For the second time in a year, a rolling bomb car carrying crude oil derailed in Philadelphia. Earlier today, the Philadelphia Inquirer reported:
The incident took place around 3 a.m. inside a CSX Corp. rail yard near 11th Street and Pattison Avenue, CSX spokesman Rob Doolittle said.
A three-locomotive, 111-car CSX freight train was traveling from Chicago to the Philadelphia area when 11 tank cars containing crude oil came off the tracks, he said. The cars remained upright.
Fire department hazmat crews responded to the scene “out of an abundance of caution” and left without taking any action, Doolittle said.
No chemical leaks were detected, and no injuries reported, according to both CSX and the Philadelphia Fire Department.
Before that the latest incident occurred just over a year ago:
It was one of several trains that bring tens of thousands of barrels of crude oil from North Dakota to a refinery in South Philadelphia every week.
The cause of the derailment is still being investigated, but Philadelphia Mayor Michael Nutter says for now, the city is safe.

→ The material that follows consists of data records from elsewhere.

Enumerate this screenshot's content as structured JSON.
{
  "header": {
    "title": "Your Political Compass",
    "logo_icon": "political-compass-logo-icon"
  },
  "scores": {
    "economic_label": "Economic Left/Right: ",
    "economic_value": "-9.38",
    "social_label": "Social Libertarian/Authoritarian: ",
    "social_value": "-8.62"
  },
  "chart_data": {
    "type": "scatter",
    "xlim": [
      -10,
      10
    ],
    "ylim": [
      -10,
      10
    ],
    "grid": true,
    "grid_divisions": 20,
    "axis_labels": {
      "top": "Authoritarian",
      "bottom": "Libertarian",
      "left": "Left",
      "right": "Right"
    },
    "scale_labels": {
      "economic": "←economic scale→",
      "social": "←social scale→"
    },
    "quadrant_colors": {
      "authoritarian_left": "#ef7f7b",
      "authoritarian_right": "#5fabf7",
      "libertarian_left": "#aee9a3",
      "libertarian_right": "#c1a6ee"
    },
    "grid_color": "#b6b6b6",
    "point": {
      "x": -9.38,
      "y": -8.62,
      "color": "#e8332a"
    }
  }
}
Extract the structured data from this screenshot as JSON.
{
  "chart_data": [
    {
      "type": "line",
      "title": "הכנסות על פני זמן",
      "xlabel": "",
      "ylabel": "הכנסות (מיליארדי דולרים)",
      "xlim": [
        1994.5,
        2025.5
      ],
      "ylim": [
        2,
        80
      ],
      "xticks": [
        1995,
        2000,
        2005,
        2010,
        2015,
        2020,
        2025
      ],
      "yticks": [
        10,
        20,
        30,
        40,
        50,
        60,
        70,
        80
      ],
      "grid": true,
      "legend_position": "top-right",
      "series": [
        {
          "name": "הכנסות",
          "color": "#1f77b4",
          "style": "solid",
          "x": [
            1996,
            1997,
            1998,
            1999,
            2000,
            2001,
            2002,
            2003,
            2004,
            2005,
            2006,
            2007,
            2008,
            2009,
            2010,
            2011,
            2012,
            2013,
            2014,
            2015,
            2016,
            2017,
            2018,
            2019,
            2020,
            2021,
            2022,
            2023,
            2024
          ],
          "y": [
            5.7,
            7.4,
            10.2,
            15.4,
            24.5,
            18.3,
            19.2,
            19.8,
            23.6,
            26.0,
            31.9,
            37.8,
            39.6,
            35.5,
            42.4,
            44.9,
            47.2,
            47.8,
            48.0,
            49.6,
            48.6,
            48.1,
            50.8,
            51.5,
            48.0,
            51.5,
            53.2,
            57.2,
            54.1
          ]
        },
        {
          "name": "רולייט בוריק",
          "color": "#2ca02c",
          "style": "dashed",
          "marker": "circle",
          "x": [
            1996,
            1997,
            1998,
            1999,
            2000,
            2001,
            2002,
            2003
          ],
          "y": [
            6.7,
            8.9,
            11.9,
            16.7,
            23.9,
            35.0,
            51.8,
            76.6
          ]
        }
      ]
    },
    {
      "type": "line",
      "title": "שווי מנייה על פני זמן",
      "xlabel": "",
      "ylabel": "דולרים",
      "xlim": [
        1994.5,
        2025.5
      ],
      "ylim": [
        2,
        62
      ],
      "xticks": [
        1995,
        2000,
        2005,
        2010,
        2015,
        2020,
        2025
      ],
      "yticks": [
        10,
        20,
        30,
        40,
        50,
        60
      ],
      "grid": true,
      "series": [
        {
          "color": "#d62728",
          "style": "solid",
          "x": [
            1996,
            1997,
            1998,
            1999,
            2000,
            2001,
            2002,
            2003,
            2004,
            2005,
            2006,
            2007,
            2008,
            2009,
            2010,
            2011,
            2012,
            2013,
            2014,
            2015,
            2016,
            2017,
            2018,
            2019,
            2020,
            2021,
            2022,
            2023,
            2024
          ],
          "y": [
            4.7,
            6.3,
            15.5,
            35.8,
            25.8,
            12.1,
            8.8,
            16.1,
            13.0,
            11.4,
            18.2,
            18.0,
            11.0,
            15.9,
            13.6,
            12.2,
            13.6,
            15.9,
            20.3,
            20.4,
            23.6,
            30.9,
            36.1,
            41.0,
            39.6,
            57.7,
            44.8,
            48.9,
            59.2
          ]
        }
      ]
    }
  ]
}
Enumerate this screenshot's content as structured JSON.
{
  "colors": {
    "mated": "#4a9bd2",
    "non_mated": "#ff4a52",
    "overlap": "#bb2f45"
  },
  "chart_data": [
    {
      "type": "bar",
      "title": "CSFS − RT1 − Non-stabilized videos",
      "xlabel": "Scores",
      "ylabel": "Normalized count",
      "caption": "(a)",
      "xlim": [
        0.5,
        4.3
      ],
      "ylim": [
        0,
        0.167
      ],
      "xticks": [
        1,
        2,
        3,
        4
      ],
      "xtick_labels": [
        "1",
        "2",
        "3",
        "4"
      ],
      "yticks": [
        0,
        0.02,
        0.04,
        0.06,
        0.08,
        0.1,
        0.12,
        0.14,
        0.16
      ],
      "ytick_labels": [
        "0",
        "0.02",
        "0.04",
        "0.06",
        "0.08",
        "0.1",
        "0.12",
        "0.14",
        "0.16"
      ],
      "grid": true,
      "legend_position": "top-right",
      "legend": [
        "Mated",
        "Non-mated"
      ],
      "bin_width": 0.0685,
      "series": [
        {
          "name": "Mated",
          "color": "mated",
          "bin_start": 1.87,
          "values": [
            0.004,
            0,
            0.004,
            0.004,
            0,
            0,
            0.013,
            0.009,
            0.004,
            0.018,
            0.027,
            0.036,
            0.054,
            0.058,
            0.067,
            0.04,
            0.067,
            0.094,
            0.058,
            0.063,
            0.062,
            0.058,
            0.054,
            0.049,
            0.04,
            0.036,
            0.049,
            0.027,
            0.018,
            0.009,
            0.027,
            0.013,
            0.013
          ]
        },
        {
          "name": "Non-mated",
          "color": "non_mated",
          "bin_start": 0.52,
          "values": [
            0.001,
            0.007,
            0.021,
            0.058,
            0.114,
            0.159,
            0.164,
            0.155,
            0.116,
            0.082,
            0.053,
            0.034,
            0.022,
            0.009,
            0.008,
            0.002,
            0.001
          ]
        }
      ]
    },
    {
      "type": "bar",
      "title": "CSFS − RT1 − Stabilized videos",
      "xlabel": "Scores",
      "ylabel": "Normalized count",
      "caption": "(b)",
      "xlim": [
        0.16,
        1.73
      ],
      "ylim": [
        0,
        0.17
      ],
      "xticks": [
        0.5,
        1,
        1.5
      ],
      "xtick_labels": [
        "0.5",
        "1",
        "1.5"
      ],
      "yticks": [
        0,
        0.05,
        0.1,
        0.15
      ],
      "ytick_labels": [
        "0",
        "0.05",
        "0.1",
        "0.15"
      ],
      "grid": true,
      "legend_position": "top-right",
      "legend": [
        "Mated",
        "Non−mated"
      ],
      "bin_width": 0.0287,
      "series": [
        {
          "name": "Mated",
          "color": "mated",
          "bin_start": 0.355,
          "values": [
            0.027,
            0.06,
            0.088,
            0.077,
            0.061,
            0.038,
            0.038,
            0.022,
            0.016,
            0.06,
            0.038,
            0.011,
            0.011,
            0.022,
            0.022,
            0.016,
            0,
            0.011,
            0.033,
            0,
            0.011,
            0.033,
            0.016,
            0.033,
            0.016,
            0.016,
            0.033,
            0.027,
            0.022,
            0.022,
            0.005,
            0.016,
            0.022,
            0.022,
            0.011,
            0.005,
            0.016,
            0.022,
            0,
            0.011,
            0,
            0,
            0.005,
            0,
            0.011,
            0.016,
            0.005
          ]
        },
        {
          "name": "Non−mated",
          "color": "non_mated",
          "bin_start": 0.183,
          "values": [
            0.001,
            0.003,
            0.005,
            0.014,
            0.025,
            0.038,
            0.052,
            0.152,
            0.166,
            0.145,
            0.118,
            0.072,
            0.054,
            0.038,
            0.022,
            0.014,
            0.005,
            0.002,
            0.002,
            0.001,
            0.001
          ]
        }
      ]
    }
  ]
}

“For us at least, derailments are fairly uncommon, but I’m sure there’s always something that we can take a look at or focus on,” Nutter said. “You can never be too cautious or too careful, so we’ll see what comes out of this investigation.”
Philadelphia has dodged two bullets in a time when rolling oil bombs have gone sky high. Last spring, Rachel Maddow ran a story showing how little regulations have changed for rolling bomb cars, and we can all remember what happened in Quebec a couple of years ago when an oil train blew up and killed 47 people.
Will the third time be a charm for Philadelphians?